Monday, February 26, 2007

Maya Reading week 6

picture taken flying over Pheonix

In the Place of the Public: Observations of a Traveler by Martha Rosler

This article deals with issues of transportation and the time/space it creates. Martha Rosier compares the form of air transportation to rail way travel. Flight simulations have lead to computer games and simulated environments in cyberspace. Do we have to physically experience the space for it to be real? Is it enough to experience the space through vision alone? This links back to our cultures desire to multi task and be in more than one place at the same time. We expect things instantaneously.


The use of flying instruments has changed the way we view our environment and our relationship to the environment has changed. We become more removed from the environment and by entertaining a simulated environment we begin to loose touch with reality and are unable determine the fake from the real. Why is it that we are reassured by technology that it is ok for our bodies to travel at such high speeds? Perhaps it is because looking out the window of the plane everything is at a smaller scale that we assume that because the structure is made of steel and industrial materials we will be safe. Consumerist and capitalistic ventures help to reinforce this feeling by associating any failures in flight travel to be associated with terrorism and not with malfunctions or human error.

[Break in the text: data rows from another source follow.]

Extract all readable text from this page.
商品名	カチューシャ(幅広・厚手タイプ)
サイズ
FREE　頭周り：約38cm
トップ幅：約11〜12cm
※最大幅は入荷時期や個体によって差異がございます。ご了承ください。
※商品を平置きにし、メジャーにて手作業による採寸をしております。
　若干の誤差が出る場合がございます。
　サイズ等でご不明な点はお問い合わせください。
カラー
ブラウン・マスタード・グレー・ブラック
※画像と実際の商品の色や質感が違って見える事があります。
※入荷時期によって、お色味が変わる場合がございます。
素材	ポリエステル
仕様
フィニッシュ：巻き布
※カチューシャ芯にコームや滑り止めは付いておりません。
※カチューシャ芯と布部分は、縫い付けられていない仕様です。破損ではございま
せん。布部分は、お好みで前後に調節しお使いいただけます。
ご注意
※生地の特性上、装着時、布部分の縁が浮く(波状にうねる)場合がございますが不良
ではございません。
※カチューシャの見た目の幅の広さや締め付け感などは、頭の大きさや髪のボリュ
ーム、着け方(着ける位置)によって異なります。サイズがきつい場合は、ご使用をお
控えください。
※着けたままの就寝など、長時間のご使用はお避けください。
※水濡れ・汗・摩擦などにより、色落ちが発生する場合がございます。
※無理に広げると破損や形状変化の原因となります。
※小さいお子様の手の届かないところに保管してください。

The article also talks about the type of space created in airport environments. The airport actually lacks actual space or time. When you are neither here nor there, the airport fills in this time gap by posing as public spaces that appear to be like a shopping mall. They look at space as either spaces of consumption or spaces of disorder.

The effect that airports have of the surrounding environment is negative. Unlike trains that can go right into the centre and create public space, the plane is on the outskirts of the city and creates a zone of destruction, which devalues the surrounding land in its direct flight path.
As well the space created inside of the air terminal does not allow for intuitive navigation of people. It always seems as if we are just walking down a series of hallways always searching for signs to direct us.

My big question regarding this article is what is it that she proposes we do? Our culture is interested in the immediate response and is not as interested in the journey as in the destination. If we had a better train system would we really have better public space? I ma not sure, with the competing internet communities and the speed in which information is received, I think that the new public space has no physical space at all.